Смотри-ка, опять мы успеваем ответить друг другу за одну ночь или одновременно предугадываем вопросы друг друга. В пятницу вечером я спросил Тебя, даже не подумав, что это пятница, как у Тебя обстоит с молитвами, и именно в пятницу Ты пошла в храм. Вчера я спрашивал, когда же я наконец получу проспекты, и уже сегодня имею на этот вопрос ответ, хоть и неудовлетворительный… Наконец, только вчера в письме Пика шла речь о Ласкер-Шюлер,[35]а сегодня Ты о ней спрашиваешь. Я ее стихов терпеть не могу, я ничего в них не ощущаю, кроме скуки от их пустоты и отвращения к их искусственной выспренности. Да и проза ее мне претит по тем же причинам, в ней слишком много безрассудных содроганий ума нервической городской дамочки. Но, возможно, я сильно заблуждаюсь на ее счет, есть много людей, которые ее любят, Верфель, к примеру, говорит о ней только с воодушевлением. Да, живется ей плохо, от нее, сколько мне известно, ушел ее второй муж, у нас тут тоже были для нее сборы; пришлось и мне выложить 5 крон, я сделал это без малейшего душевного сочувствия; не знаю, право, почему, но мне она всегда представляется алкоголичкой, что ночами таскается по кафе и пивным…

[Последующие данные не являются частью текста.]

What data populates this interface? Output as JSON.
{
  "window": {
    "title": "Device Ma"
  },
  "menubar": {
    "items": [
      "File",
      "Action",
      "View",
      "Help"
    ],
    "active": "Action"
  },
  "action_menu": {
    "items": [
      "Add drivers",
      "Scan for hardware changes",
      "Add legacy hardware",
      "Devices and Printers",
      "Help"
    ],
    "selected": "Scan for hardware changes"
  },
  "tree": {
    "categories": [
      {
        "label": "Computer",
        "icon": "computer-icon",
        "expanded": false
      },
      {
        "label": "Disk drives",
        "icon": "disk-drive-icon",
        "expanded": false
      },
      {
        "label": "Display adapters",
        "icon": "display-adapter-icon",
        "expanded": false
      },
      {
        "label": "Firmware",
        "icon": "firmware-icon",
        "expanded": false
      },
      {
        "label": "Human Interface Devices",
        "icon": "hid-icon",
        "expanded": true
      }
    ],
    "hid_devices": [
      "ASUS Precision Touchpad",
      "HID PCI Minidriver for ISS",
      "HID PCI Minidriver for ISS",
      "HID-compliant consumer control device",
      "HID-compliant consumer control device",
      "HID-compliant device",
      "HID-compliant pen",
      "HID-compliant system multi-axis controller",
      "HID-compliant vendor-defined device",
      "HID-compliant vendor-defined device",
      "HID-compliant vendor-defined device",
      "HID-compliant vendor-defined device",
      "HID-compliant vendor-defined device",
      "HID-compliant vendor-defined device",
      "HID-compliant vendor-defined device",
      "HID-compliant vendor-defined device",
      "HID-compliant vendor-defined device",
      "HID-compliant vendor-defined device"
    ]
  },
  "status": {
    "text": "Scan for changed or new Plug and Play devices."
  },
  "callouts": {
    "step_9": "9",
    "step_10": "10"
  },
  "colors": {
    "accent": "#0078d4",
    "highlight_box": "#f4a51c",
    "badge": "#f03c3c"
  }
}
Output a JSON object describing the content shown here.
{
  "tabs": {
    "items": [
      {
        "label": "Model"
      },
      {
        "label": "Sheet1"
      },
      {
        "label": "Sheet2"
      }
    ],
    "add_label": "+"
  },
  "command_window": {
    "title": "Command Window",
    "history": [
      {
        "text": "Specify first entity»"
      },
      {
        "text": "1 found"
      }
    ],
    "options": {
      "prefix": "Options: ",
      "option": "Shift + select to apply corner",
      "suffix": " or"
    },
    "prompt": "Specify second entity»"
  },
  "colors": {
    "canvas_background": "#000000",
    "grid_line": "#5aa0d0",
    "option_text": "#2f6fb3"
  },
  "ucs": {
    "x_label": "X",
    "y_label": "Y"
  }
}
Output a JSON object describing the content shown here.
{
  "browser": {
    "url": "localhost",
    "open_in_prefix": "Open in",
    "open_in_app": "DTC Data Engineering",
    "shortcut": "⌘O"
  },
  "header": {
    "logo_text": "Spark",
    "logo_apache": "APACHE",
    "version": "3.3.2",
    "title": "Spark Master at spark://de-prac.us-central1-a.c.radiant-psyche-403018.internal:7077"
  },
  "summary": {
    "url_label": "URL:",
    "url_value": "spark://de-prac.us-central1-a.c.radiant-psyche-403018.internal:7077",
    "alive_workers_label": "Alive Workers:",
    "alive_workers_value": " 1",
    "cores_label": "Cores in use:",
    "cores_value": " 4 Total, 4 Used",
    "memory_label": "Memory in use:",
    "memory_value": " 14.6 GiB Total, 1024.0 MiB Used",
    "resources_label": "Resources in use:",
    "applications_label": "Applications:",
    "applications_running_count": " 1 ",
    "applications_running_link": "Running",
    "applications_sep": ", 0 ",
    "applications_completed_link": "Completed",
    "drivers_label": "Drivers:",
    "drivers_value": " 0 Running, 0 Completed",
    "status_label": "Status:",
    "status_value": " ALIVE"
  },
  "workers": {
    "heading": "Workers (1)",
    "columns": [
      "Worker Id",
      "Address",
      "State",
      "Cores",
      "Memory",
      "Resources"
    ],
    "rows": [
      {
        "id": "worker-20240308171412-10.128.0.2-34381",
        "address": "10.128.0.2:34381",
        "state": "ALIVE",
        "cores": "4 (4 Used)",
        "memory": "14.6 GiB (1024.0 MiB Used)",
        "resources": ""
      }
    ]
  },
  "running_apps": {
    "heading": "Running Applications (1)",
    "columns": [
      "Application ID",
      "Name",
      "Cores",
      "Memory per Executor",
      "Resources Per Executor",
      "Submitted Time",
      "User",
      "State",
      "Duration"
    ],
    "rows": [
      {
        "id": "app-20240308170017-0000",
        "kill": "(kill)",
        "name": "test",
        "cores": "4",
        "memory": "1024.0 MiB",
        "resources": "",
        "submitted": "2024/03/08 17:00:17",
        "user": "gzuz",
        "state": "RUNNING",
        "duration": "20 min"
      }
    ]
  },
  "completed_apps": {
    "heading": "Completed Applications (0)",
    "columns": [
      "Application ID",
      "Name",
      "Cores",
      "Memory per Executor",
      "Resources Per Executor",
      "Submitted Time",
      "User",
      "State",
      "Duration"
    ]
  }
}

Знаешь, любимая, надо бы мне поостеречься в письмах к Тебе говорить о посторонних, особенно неприятных мне людях. А то они, преспокойно дав себя изобразить и проникнув таким образом в нашу переписку, затем, когда их уже не выставишь, словно в отместку мне за такое отношение, вдруг начинают непомерно разрастаться, норовя своими отвратительными или просто безразличными мне фигурами Тебя, любимая, совсем заслонить. Поди вон, изыди, Ласкер-Шюлер! Любимая, приди ко мне! Пусть никого не будет ни вокруг нас, ни между нами.

Франц.

13.02.1913

Я долго стоял у балконной двери, уставясь на улицу в поисках ответа на вопрос, ехать ли мне в Дрезден. Я, правда, совсем не знаю, что Ты будешь в Дрездене делать,[36]едешь ли Ты туда с матушкой или одна, будут ли у Тебя там какие-то особые поручения (на это указывает как внезапность поездки, так и то, что Ты, похоже, намереваешься остаться в Дрездене на ночь) и, следовательно, не помешаю ли я, даже если всего лишь буду ожидать Тебя перед отелем или пытаться захватить место в ресторане, с которого можно будет наблюдать Твой столик. Но в действительности все эти соображения не смогли бы воспрепятствовать моей поездке. Однако состояние мое, которое даже здесь, дома, в кругу семьи, скорее влечет меня в мою темную каморку, нежели в освещенную гостиную, превращает для меня само подобное путешествие в предприятие почти неимоверное, а кроме того, поскольку целью путешествия будешь Ты, еще и в рискованное, опасное предприятие, ибо что скажешь Ты, что скажет Твоя сестра, впервые узрев меня в таком виде? Нет, нет и нет. Остаюсь на своем месте, только еще немного печальней обычного и еще немного беспокойней – ибо Ты будешь ближе, чем обычно, и все равно в недосягаемости для меня. Дряхлый старичок, ветхая старушка, ни слова не говоря, решились бы на эту поездку, а я не могу.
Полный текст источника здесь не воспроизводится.